Aos primeiríssimos acordes da nona de Beethoven, não contive as
lágrimas cheias que me rasgaram o rosto, caindo desamparadas nas mãos
que seguravam a emoção na echarpe. Foi assim que conheci o Sr. Piercing,
na sala Suggia de uma noite de lua cheia, emocionada por uma
interpretação magnífica. Ao intervalo devolvi-lhe o maço fechado, e
reparei no piercing discreto que ostentava no trago de uma orelha
perfeita. Segui atenta o desenho do lóbulo, o recorte da hélix
cartilaginosa, a depressão da concha… absolutamente distinta! O concerto
ainda não tinha recomeçado, mas eu dirigia-me a ele junto ao ouvido,
agradecendo a preocupação, elogiando o pavilhão auditivo!

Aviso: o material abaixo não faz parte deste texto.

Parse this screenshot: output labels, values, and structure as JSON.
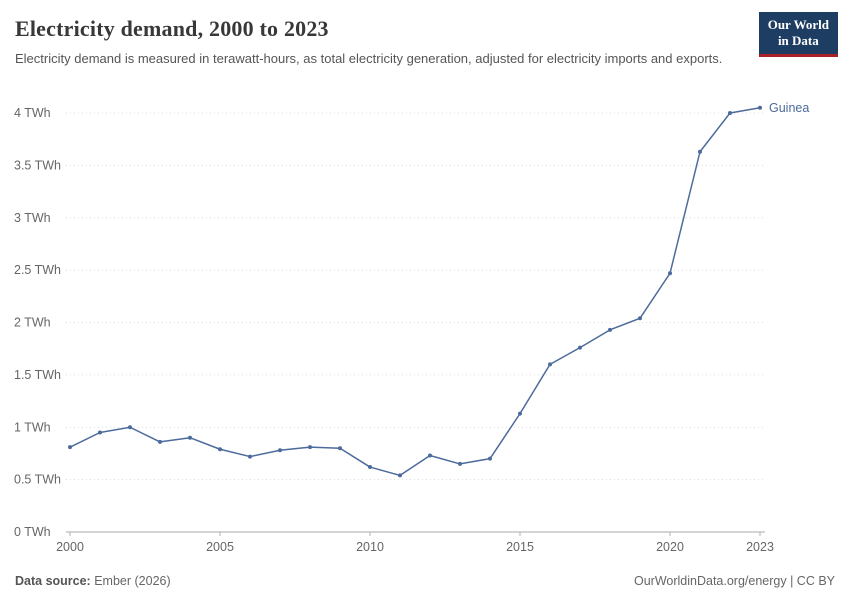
{
  "header": {
    "title": "Electricity demand, 2000 to 2023",
    "subtitle": "Electricity demand is measured in terawatt-hours, as total electricity generation, adjusted for electricity imports and exports.",
    "logo": {
      "line1": "Our World",
      "line2": "in Data"
    }
  },
  "chart_data": {
    "type": "line",
    "title": "Electricity demand, 2000 to 2023",
    "xlabel": "",
    "ylabel": "TWh",
    "ylim": [
      0,
      4
    ],
    "grid": "dotted-horizontal",
    "legend_position": "end-of-line-label",
    "x": [
      2000,
      2001,
      2002,
      2003,
      2004,
      2005,
      2006,
      2007,
      2008,
      2009,
      2010,
      2011,
      2012,
      2013,
      2014,
      2015,
      2016,
      2017,
      2018,
      2019,
      2020,
      2021,
      2022,
      2023
    ],
    "series": [
      {
        "name": "Guinea",
        "values": [
          0.81,
          0.95,
          1.0,
          0.86,
          0.9,
          0.79,
          0.72,
          0.78,
          0.81,
          0.8,
          0.62,
          0.54,
          0.73,
          0.65,
          0.7,
          1.13,
          1.6,
          1.76,
          1.93,
          2.04,
          2.47,
          3.63,
          4.0,
          4.05
        ]
      }
    ],
    "yticks": [
      {
        "value": 0,
        "label": "0 TWh"
      },
      {
        "value": 0.5,
        "label": "0.5 TWh"
      },
      {
        "value": 1,
        "label": "1 TWh"
      },
      {
        "value": 1.5,
        "label": "1.5 TWh"
      },
      {
        "value": 2,
        "label": "2 TWh"
      },
      {
        "value": 2.5,
        "label": "2.5 TWh"
      },
      {
        "value": 3,
        "label": "3 TWh"
      },
      {
        "value": 3.5,
        "label": "3.5 TWh"
      },
      {
        "value": 4,
        "label": "4 TWh"
      }
    ],
    "xticks": [
      2000,
      2005,
      2010,
      2015,
      2020,
      2023
    ]
  },
  "colors": {
    "line": "#4c6a9c",
    "grid": "#dcdcdc",
    "axis": "#a8a8a8",
    "tick": "#b3b3b3",
    "tick_text": "#666666",
    "logo_bg": "#1d3d63",
    "logo_accent": "#a82127"
  },
  "footer": {
    "source_label": "Data source:",
    "source_value": " Ember (2026)",
    "right_link": "OurWorldinData.org/energy | CC BY"
  }
}
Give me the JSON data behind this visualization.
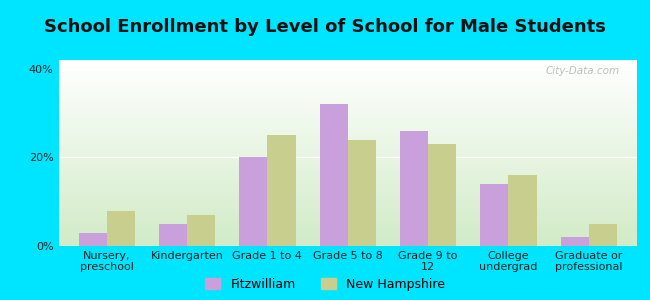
{
  "title": "School Enrollment by Level of School for Male Students",
  "categories": [
    "Nursery,\npreschool",
    "Kindergarten",
    "Grade 1 to 4",
    "Grade 5 to 8",
    "Grade 9 to\n12",
    "College\nundergrad",
    "Graduate or\nprofessional"
  ],
  "fitzwilliam": [
    3,
    5,
    20,
    32,
    26,
    14,
    2
  ],
  "new_hampshire": [
    8,
    7,
    25,
    24,
    23,
    16,
    5
  ],
  "fitzwilliam_color": "#c9a0dc",
  "new_hampshire_color": "#c8cf8e",
  "background_color": "#00e5ff",
  "ylim": [
    0,
    42
  ],
  "yticks": [
    0,
    20,
    40
  ],
  "ytick_labels": [
    "0%",
    "20%",
    "40%"
  ],
  "legend_fitzwilliam": "Fitzwilliam",
  "legend_new_hampshire": "New Hampshire",
  "bar_width": 0.35,
  "title_fontsize": 13,
  "tick_fontsize": 8,
  "legend_fontsize": 9
}
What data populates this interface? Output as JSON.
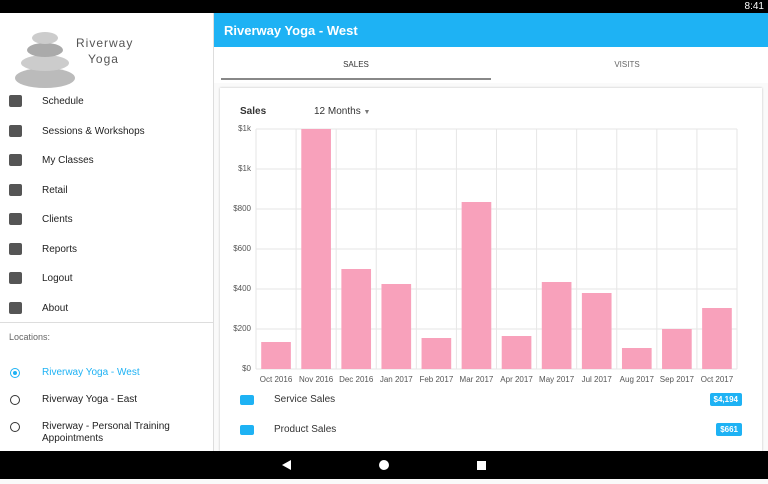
{
  "status_bar": {
    "time": "8:41"
  },
  "drawer": {
    "logo": [
      "Riverway",
      "Yoga"
    ],
    "menu": [
      "Schedule",
      "Sessions & Workshops",
      "My Classes",
      "Retail",
      "Clients",
      "Reports",
      "Logout",
      "About"
    ],
    "locations_label": "Locations:",
    "locations": [
      "Riverway Yoga - West",
      "Riverway Yoga - East",
      "Riverway - Personal Training Appointments"
    ],
    "selected_location": 0
  },
  "app_bar": {
    "title": "Riverway Yoga - West"
  },
  "tabs": [
    "SALES",
    "VISITS"
  ],
  "active_tab": 0,
  "sales_card": {
    "title": "Sales",
    "period": "12 Months",
    "summary": [
      {
        "label": "Service Sales",
        "value": "$4,194"
      },
      {
        "label": "Product Sales",
        "value": "$661"
      }
    ]
  },
  "chart_data": {
    "type": "bar",
    "categories": [
      "Oct 2016",
      "Nov 2016",
      "Dec 2016",
      "Jan 2017",
      "Feb 2017",
      "Mar 2017",
      "Apr 2017",
      "May 2017",
      "Jul 2017",
      "Aug 2017",
      "Sep 2017",
      "Oct 2017"
    ],
    "values": [
      135,
      1200,
      500,
      425,
      155,
      835,
      165,
      435,
      380,
      105,
      200,
      305
    ],
    "color": "#f8a1bb",
    "ylim": [
      0,
      1200
    ],
    "yticks": [
      {
        "value": 0,
        "label": "$0"
      },
      {
        "value": 200,
        "label": "$200"
      },
      {
        "value": 400,
        "label": "$400"
      },
      {
        "value": 600,
        "label": "$600"
      },
      {
        "value": 800,
        "label": "$800"
      },
      {
        "value": 1000,
        "label": "$1k"
      },
      {
        "value": 1200,
        "label": "$1k"
      }
    ],
    "grid": true
  }
}
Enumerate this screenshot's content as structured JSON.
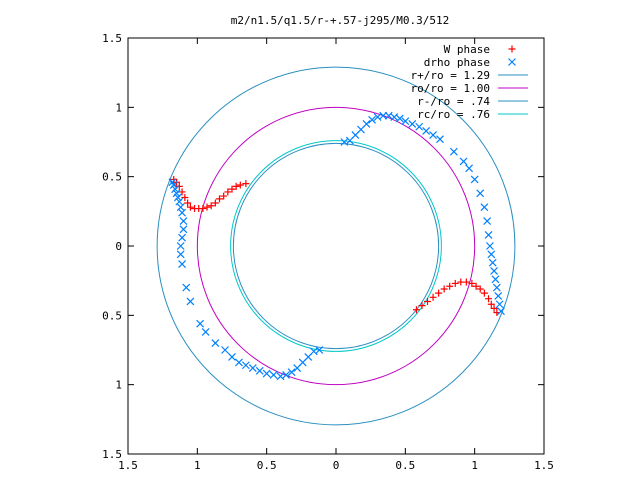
{
  "chart_data": {
    "type": "scatter",
    "title": "m2/n1.5/q1.5/r-+.57-j295/M0.3/512",
    "xlabel": "",
    "ylabel": "",
    "xlim": [
      -1.5,
      1.5
    ],
    "ylim": [
      -1.5,
      1.5
    ],
    "x_tick_values": [
      -1.5,
      -1,
      -0.5,
      0,
      0.5,
      1,
      1.5
    ],
    "x_tick_labels": [
      "1.5",
      "1",
      "0.5",
      "0",
      "0.5",
      "1",
      "1.5"
    ],
    "y_tick_values": [
      1.5,
      1,
      0.5,
      0,
      -0.5,
      -1,
      -1.5
    ],
    "y_tick_labels": [
      "1.5",
      "1",
      "0.5",
      "0",
      "0.5",
      "1",
      "1.5"
    ],
    "grid": false,
    "legend_position": "top-right",
    "legend": [
      {
        "label": "W phase",
        "marker": "plus",
        "color": "#ff0000"
      },
      {
        "label": "drho phase",
        "marker": "cross",
        "color": "#0080ff"
      },
      {
        "label": "r+/ro = 1.29",
        "line": true,
        "color": "#2a8fc0"
      },
      {
        "label": "ro/ro = 1.00",
        "line": true,
        "color": "#c000c0"
      },
      {
        "label": "r-/ro = .74",
        "line": true,
        "color": "#2a8fc0"
      },
      {
        "label": "rc/ro = .76",
        "line": true,
        "color": "#00c8c8"
      }
    ],
    "circles": [
      {
        "name": "r+/ro = 1.29",
        "radius": 1.29,
        "color": "#2a8fc0"
      },
      {
        "name": "ro/ro = 1.00",
        "radius": 1.0,
        "color": "#c000c0"
      },
      {
        "name": "r-/ro = .74",
        "radius": 0.74,
        "color": "#2a8fc0"
      },
      {
        "name": "rc/ro = .76",
        "radius": 0.76,
        "color": "#00c8c8"
      }
    ],
    "series": [
      {
        "name": "W phase",
        "marker": "plus",
        "color": "#ff0000",
        "points": [
          [
            -1.17,
            0.48
          ],
          [
            -1.15,
            0.46
          ],
          [
            -1.13,
            0.43
          ],
          [
            -1.11,
            0.39
          ],
          [
            -1.09,
            0.35
          ],
          [
            -1.07,
            0.31
          ],
          [
            -1.05,
            0.28
          ],
          [
            -1.02,
            0.27
          ],
          [
            -0.99,
            0.27
          ],
          [
            -0.96,
            0.27
          ],
          [
            -0.93,
            0.28
          ],
          [
            -0.9,
            0.29
          ],
          [
            -0.87,
            0.31
          ],
          [
            -0.84,
            0.34
          ],
          [
            -0.81,
            0.36
          ],
          [
            -0.78,
            0.39
          ],
          [
            -0.75,
            0.41
          ],
          [
            -0.72,
            0.43
          ],
          [
            -0.69,
            0.44
          ],
          [
            -0.65,
            0.45
          ],
          [
            0.58,
            -0.46
          ],
          [
            0.62,
            -0.43
          ],
          [
            0.66,
            -0.4
          ],
          [
            0.7,
            -0.37
          ],
          [
            0.74,
            -0.34
          ],
          [
            0.78,
            -0.31
          ],
          [
            0.82,
            -0.29
          ],
          [
            0.86,
            -0.27
          ],
          [
            0.9,
            -0.26
          ],
          [
            0.94,
            -0.26
          ],
          [
            0.98,
            -0.27
          ],
          [
            1.01,
            -0.29
          ],
          [
            1.04,
            -0.31
          ],
          [
            1.07,
            -0.34
          ],
          [
            1.1,
            -0.38
          ],
          [
            1.12,
            -0.42
          ],
          [
            1.14,
            -0.45
          ],
          [
            1.16,
            -0.48
          ]
        ]
      },
      {
        "name": "drho phase",
        "marker": "cross",
        "color": "#0080ff",
        "points": [
          [
            -1.18,
            0.46
          ],
          [
            -1.17,
            0.44
          ],
          [
            -1.16,
            0.41
          ],
          [
            -1.15,
            0.38
          ],
          [
            -1.14,
            0.35
          ],
          [
            -1.13,
            0.32
          ],
          [
            -1.12,
            0.28
          ],
          [
            -1.11,
            0.24
          ],
          [
            -1.1,
            0.18
          ],
          [
            -1.1,
            0.12
          ],
          [
            -1.11,
            0.06
          ],
          [
            -1.12,
            0.0
          ],
          [
            -1.12,
            -0.06
          ],
          [
            -1.11,
            -0.13
          ],
          [
            -1.08,
            -0.3
          ],
          [
            -1.05,
            -0.4
          ],
          [
            -0.98,
            -0.56
          ],
          [
            -0.94,
            -0.62
          ],
          [
            -0.87,
            -0.7
          ],
          [
            -0.8,
            -0.75
          ],
          [
            -0.75,
            -0.8
          ],
          [
            -0.7,
            -0.84
          ],
          [
            -0.65,
            -0.86
          ],
          [
            -0.6,
            -0.88
          ],
          [
            -0.55,
            -0.9
          ],
          [
            -0.5,
            -0.92
          ],
          [
            -0.45,
            -0.93
          ],
          [
            -0.4,
            -0.94
          ],
          [
            -0.36,
            -0.93
          ],
          [
            -0.32,
            -0.91
          ],
          [
            -0.28,
            -0.88
          ],
          [
            -0.24,
            -0.84
          ],
          [
            -0.2,
            -0.8
          ],
          [
            -0.16,
            -0.76
          ],
          [
            -0.12,
            -0.75
          ],
          [
            0.06,
            0.75
          ],
          [
            0.1,
            0.76
          ],
          [
            0.14,
            0.8
          ],
          [
            0.18,
            0.84
          ],
          [
            0.22,
            0.88
          ],
          [
            0.26,
            0.91
          ],
          [
            0.3,
            0.93
          ],
          [
            0.34,
            0.94
          ],
          [
            0.38,
            0.94
          ],
          [
            0.42,
            0.93
          ],
          [
            0.46,
            0.92
          ],
          [
            0.5,
            0.9
          ],
          [
            0.55,
            0.88
          ],
          [
            0.6,
            0.86
          ],
          [
            0.65,
            0.83
          ],
          [
            0.7,
            0.8
          ],
          [
            0.75,
            0.77
          ],
          [
            0.85,
            0.68
          ],
          [
            0.92,
            0.61
          ],
          [
            0.96,
            0.56
          ],
          [
            1.0,
            0.48
          ],
          [
            1.04,
            0.38
          ],
          [
            1.07,
            0.28
          ],
          [
            1.09,
            0.18
          ],
          [
            1.1,
            0.08
          ],
          [
            1.11,
            0.0
          ],
          [
            1.12,
            -0.06
          ],
          [
            1.13,
            -0.12
          ],
          [
            1.14,
            -0.18
          ],
          [
            1.15,
            -0.24
          ],
          [
            1.16,
            -0.3
          ],
          [
            1.17,
            -0.36
          ],
          [
            1.18,
            -0.42
          ],
          [
            1.19,
            -0.47
          ]
        ]
      }
    ]
  }
}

A nona sinfonia foi apresentada pela primeira vez a 7 de Maio de
1824, no Kärntnertortheater, em Viena. Beethoven foi dissuadido da
regência devido ao seu avançado estado de surdez, tendo direito a um
lugar especial no palco, junto ao maestro. Sonho com essa estreia, como
terá sido comovente, e no final toda a plateia a aplaudir de pé, cinco
vezes! Imagino o colorido dos lenços e dos chapéus erguidos no ar, para
que Beethoven que não ouvia, pudesse pelo menos ver.
A plateia aplaudiu duas vezes, em pé. Aproveitei a segunda para
voltar a contemplar a perfeição da aurícula, desejosa por saber se a
outra também era assim… convidou-me para um café. E do estímulo quente
do vício, saiu outro convite… um passeio, da minha língua, na orla da
sua orelha! Desde esse dia ganhou a alcunha de Sr. Piercing.